Dernière des grandes conclusions tirées des rapports de Wikileaks : les problèmes posés par l’utilisation de plus en plus fréquente des « tueurs silencieux », ces drones de type Reaper ou Predator utilisés par la coalition pour pourchasser et tuer les talibans. Ces engins sont opérés depuis un centre de contrôle localisé aux Etats-Unis, dans le Nevada, avec toutes les erreurs que de telles machines impliquent : le département de la défense américain a déjà produit plusieurs rapports faisant état de pannes, de dysfonctionnements du système et d’erreurs humaines dans des proportions alarmantes. Or l’utilisation des drones, capables de voler à 15.000 mètres sans être repérés, est une des solutions tactiques privilégiées par le gouvernement Obama. Depuis son arrivée à la Maison Blanche, il aurait doublé leur nombre.

Failles de sécurité et position iranienne

D’autres thèmes émergent de l’analyse des rapports et suscitent des interrogations. Ils incluent notamment les failles dans la sécurité des liaisons téléphoniques, le rôle croissant de la CIA dans l’organisation d’embuscades, de raids de nuit et de frappes aériennes, ainsi que le rôle de l’Iran, dont les gardiens de la révolution sont soupçonnés de fournir des explosifs aux attentats-suicides perpétrés sur le sol afghan.

Un des sujets les plus intrigants abordés dans les documents est le fonctionnement de la Task Force 373, une troupe américaine de soldats d’élite qui a pour mission de «désactiver» des leaders talibans et terroristes en les tuant ou en les capturant qui prend ses ordres directement du Pentagone, indépendamment de la chaine de commandement de l’Otan. La « Task Force 373″ Les documents fournis par Wikileaks fournissent de nombreuses informations sur les activités d’une unité secrète, la « Task Force 373″. Si l’existence de cette force spéciale était déjà connue, ses activités et ses desseins ne l’étaient pas. Elle aurait été purement et simplement chargée de « capturer ou tuer », sans autre forme de procès, des chefs talibans figurant sur une liste d’environ soixante-dix personnes, connue sous le nom de « JPEL » (Joint prioritised effects list). Entre 2004 et 2009, 4 288 personnes auraient été arrêtées par la Task Force et détenues au sein d’une prison spéciale, la BTIF (Bagram Theatre Internment Facility).

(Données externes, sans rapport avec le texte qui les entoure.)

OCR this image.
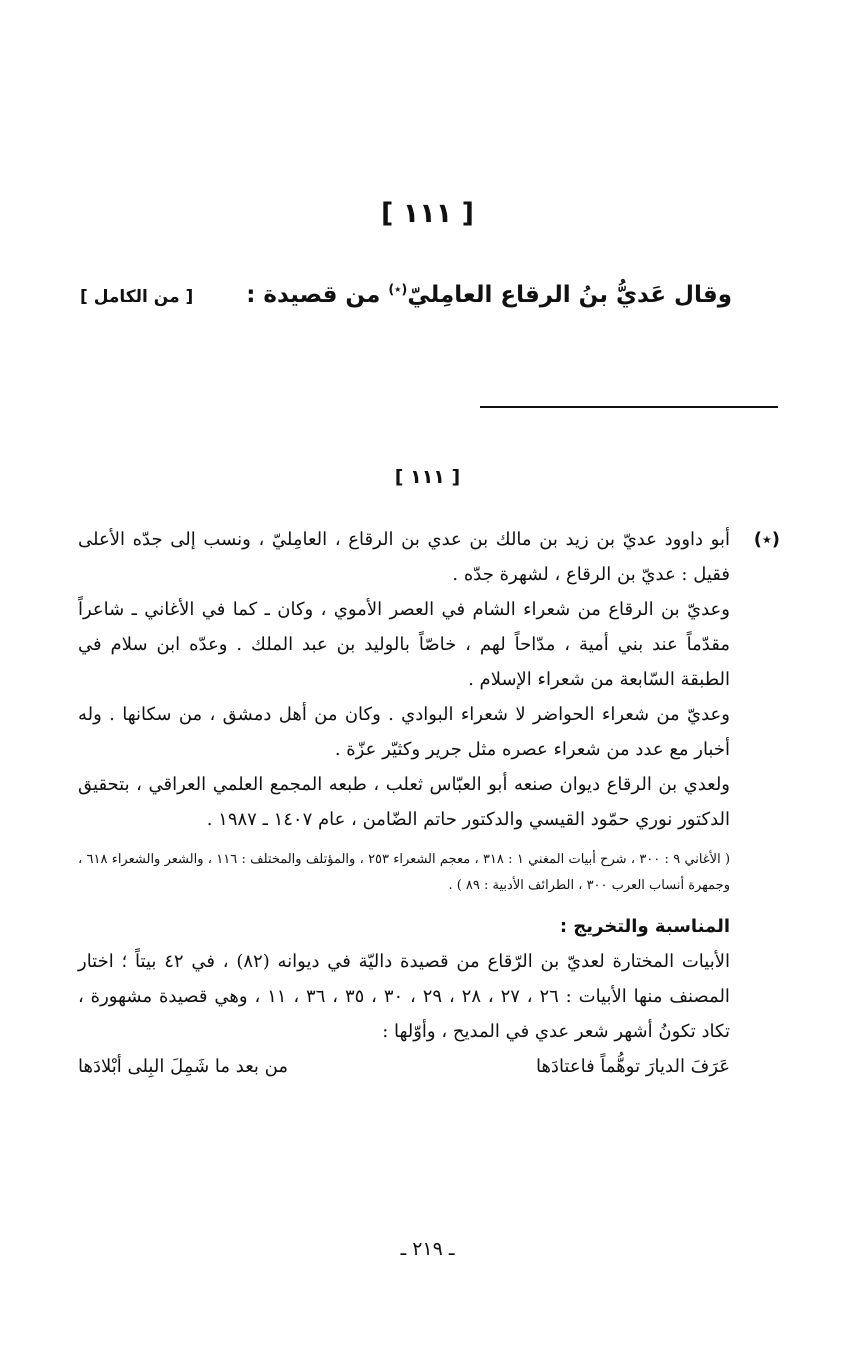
[ ١١١ ]
وقال عَديُّ بنُ الرقاع العامِليّ(٭) من قصيدة :
[ من الكامل ]
[ ١١١ ]
(٭)

أبو داوود عديّ بن زيد بن مالك بن عدي بن الرقاع ، العامِليّ ، ونسب إلى جدّه الأعلى فقيل : عديّ بن الرقاع ، لشهرة جدّه .

وعديّ بن الرقاع من شعراء الشام في العصر الأموي ، وكان ـ كما في الأغاني ـ شاعراً مقدّماً عند بني أمية ، مدّاحاً لهم ، خاصّاً بالوليد بن عبد الملك . وعدّه ابن سلام في الطبقة السّابعة من شعراء الإسلام .

وعديّ من شعراء الحواضر لا شعراء البوادي . وكان من أهل دمشق ، من سكانها . وله أخبار مع عدد من شعراء عصره مثل جرير وكثيّر عزّة .

ولعدي بن الرقاع ديوان صنعه أبو العبّاس ثعلب ، طبعه المجمع العلمي العراقي ، بتحقيق الدكتور نوري حمّود القيسي والدكتور حاتم الضّامن ، عام ١٤٠٧ ـ ١٩٨٧ .

( الأغاني ٩ : ٣٠٠ ، شرح أبيات المغني ١ : ٣١٨ ، معجم الشعراء ٢٥٣ ، والمؤتلف والمختلف : ١١٦ ، والشعر والشعراء ٦١٨ ، وجمهرة أنساب العرب ٣٠٠ ، الطرائف الأدبية : ٨٩ ) .

المناسبة والتخريج :

الأبيات المختارة لعديّ بن الرّقاع من قصيدة داليّة في ديوانه (٨٢) ، في ٤٢ بيتاً ؛ اختار المصنف منها الأبيات : ٢٦ ، ٢٧ ، ٢٨ ، ٢٩ ، ٣٠ ، ٣٥ ، ٣٦ ، ١١ ، وهي قصيدة مشهورة ، تكاد تكونُ أشهر شعر عدي في المديح ، وأوّلها :

عَرَفَ الديارَ توهُّماً فاعتادَها
من بعد ما شَمِلَ البِلى أبْلادَها
ـ ٢١٩ ـ
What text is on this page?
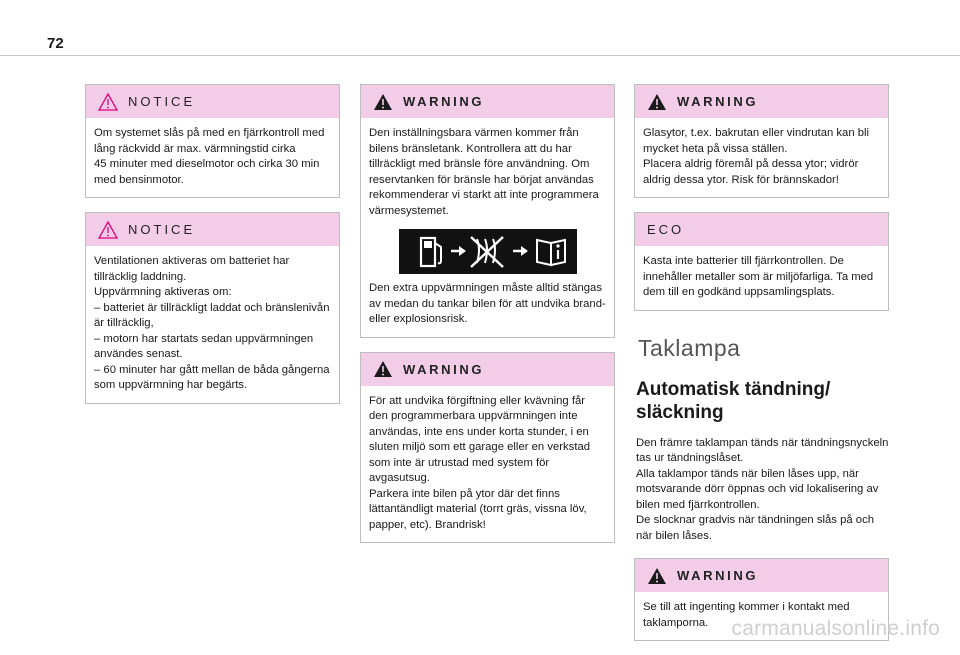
72
NOTICE

Om systemet slås på med en fjärrkontroll med lång räckvidd är max. värmningstid cirka
45 minuter med dieselmotor och cirka 30 min med bensinmotor.

NOTICE

Ventilationen aktiveras om batteriet har tillräcklig laddning.
Uppvärmning aktiveras om:
– batteriet är tillräckligt laddat och bränslenivån är tillräcklig,
– motorn har startats sedan uppvärmningen användes senast.
– 60 minuter har gått mellan de båda gångerna som uppvärmning har begärts.

WARNING

Den inställningsbara värmen kommer från bilens bränsletank. Kontrollera att du har tillräckligt med bränsle före användning. Om reservtanken för bränsle har börjat användas rekommenderar vi starkt att inte programmera värmesystemet.

Den extra uppvärmningen måste alltid stängas av medan du tankar bilen för att undvika brand- eller explosionsrisk.

WARNING

För att undvika förgiftning eller kvävning får den programmerbara uppvärmningen inte användas, inte ens under korta stunder, i en sluten miljö som ett garage eller en verkstad som inte är utrustad med system för avgasutsug.
Parkera inte bilen på ytor där det finns lättantändligt material (torrt gräs, vissna löv, papper, etc). Brandrisk!

WARNING

Glasytor, t.ex. bakrutan eller vindrutan kan bli mycket heta på vissa ställen.
Placera aldrig föremål på dessa ytor; vidrör aldrig dessa ytor. Risk för brännskador!

ECO

Kasta inte batterier till fjärrkontrollen. De innehåller metaller som är miljöfarliga. Ta med dem till en godkänd uppsamlingsplats.

Taklampa
Automatisk tändning/
släckning
Den främre taklampan tänds när tändningsnyckeln tas ur tändningslåset.
Alla taklampor tänds när bilen låses upp, när motsvarande dörr öppnas och vid lokalisering av bilen med fjärrkontrollen.
De slocknar gradvis när tändningen slås på och när bilen låses.
WARNING

Se till att ingenting kommer i kontakt med taklamporna.	carmanualsonline.info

Selon les rapports, les activités de la Task Force se sont intensifiées depuis l’arrivée de Barack Obama à la Maison Blanche. Ils mentionnent par ailleurs de nombreuses bavures perpétrées au sein de cette unité : des civils, y compris des enfants, ainsi que des policiers afghans ont fait les frais des combats liés aux missions de la Task Force, et certains meurtres ont été couverts. Des documents portent la mention « à ne pas divulguer aux forces étrangères » ; de fait, la Task Force 373 prend ses ordres directement du Pentagone et agit en dehors du commandement de l’OTAN.

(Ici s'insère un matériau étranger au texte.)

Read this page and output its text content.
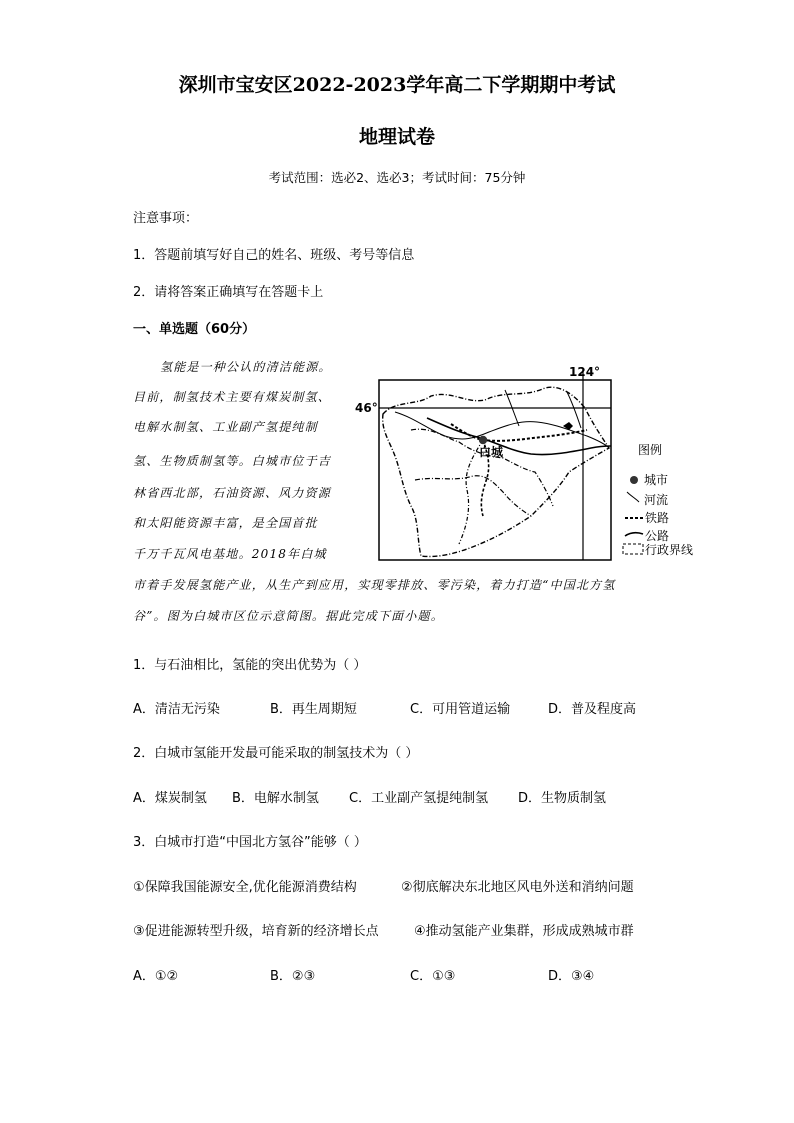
深圳市宝安区2022-2023学年高二下学期期中考试
地理试卷
考试范围：选必2、选必3；考试时间：75分钟
注意事项：
1．答题前填写好自己的姓名、班级、考号等信息
2．请将答案正确填写在答题卡上
一、单选题（60分）
氢能是一种公认的清洁能源。
目前，制氢技术主要有煤炭制氢、
电解水制氢、工业副产氢提纯制
氢、生物质制氢等。白城市位于吉
林省西北部，石油资源、风力资源
和太阳能资源丰富，是全国首批
千万千瓦风电基地。2018年白城
市着手发展氢能产业，从生产到应用，实现零排放、零污染，着力打造“中国北方氢
谷”。图为白城市区位示意简图。据此完成下面小题。
124°
46°
白城	图例
城市
河流
铁路
公路
行政界线
1．与石油相比，氢能的突出优势为（ ）
A．清洁无污染	B．再生周期短	C．可用管道运输	D．普及程度高
2．白城市氢能开发最可能采取的制氢技术为（ ）
A．煤炭制氢 B．电解水制氢 C．工业副产氢提纯制氢 D．生物质制氢
3．白城市打造“中国北方氢谷”能够（ ）
①保障我国能源安全,优化能源消费结构	②彻底解决东北地区风电外送和消纳问题
③促进能源转型升级，培育新的经济增长点	④推动氢能产业集群，形成成熟城市群
A．①②	B．②③	C．①③	D．③④
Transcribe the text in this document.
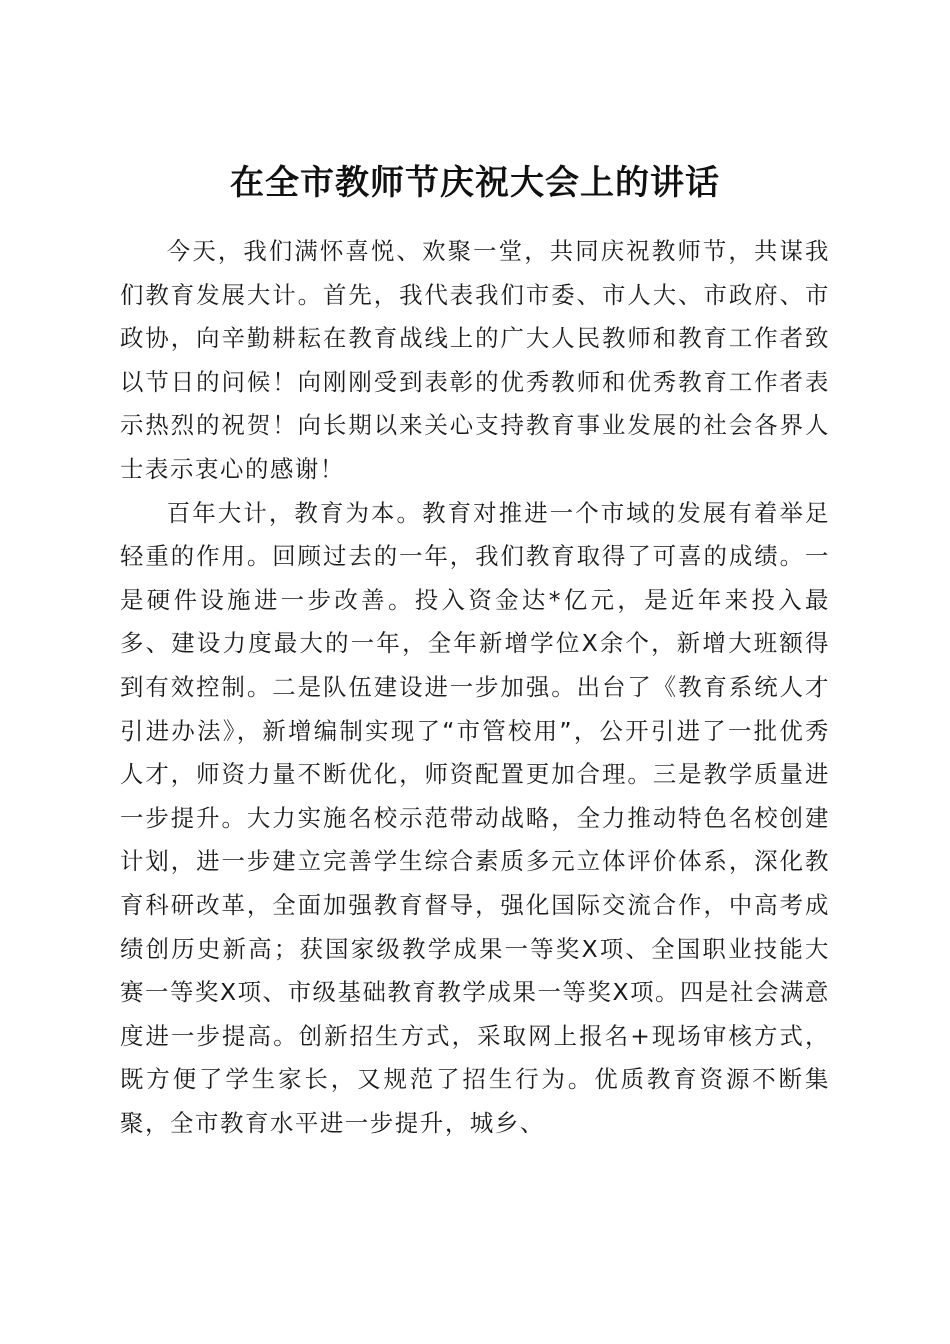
在全市教师节庆祝大会上的讲话

今天，我们满怀喜悦、欢聚一堂，共同庆祝教师节，共谋我们教育发展大计。首先，我代表我们市委、市人大、市政府、市政协，向辛勤耕耘在教育战线上的广大人民教师和教育工作者致以节日的问候！向刚刚受到表彰的优秀教师和优秀教育工作者表示热烈的祝贺！向长期以来关心支持教育事业发展的社会各界人士表示衷心的感谢！

百年大计，教育为本。教育对推进一个市域的发展有着举足轻重的作用。回顾过去的一年，我们教育取得了可喜的成绩。一是硬件设施进一步改善。投入资金达*亿元，是近年来投入最多、建设力度最大的一年，全年新增学位X余个，新增大班额得到有效控制。二是队伍建设进一步加强。出台了《教育系统人才引进办法》，新增编制实现了“市管校用”，公开引进了一批优秀人才，师资力量不断优化，师资配置更加合理。三是教学质量进一步提升。大力实施名校示范带动战略，全力推动特色名校创建计划，进一步建立完善学生综合素质多元立体评价体系，深化教育科研改革，全面加强教育督导，强化国际交流合作，中高考成绩创历史新高；获国家级教学成果一等奖X项、全国职业技能大赛一等奖X项、市级基础教育教学成果一等奖X项。四是社会满意度进一步提高。创新招生方式，采取网上报名+现场审核方式，既方便了学生家长，又规范了招生行为。优质教育资源不断集聚，全市教育水平进一步提升，城乡、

Ces révélations pourraient embarrasser Berlin, note Der Spiegel, car une des unités de la Task Force est installée sur une base allemande. Une présence controversée, que la Bundeswehr s’est toujours gardée de commenter. Mais il faut également noter que sur la masse des documents 300 concernent l’armée française et il montre notre glorieuse armée tirant sur des enfants de moins de 12 ans.

 Qui est Wikileaks ?

Julian Assange est l’homme qui se cache derrière WikiLeaks, le site qui a rendu publics les 92 000 rapports de mission sur la guerre en Afghanistan [cette information fait, ce 26 juillet, la une du New York Times, du Guardian et du Spiegel]. C’est lui qui a fondé l’autoproclamé “service de renseignement du peuple”, qui a publié plus d’un million de documents confidentiels, d’informations militaires top secret jusqu’au courrier électronique piraté de Sarah Palin.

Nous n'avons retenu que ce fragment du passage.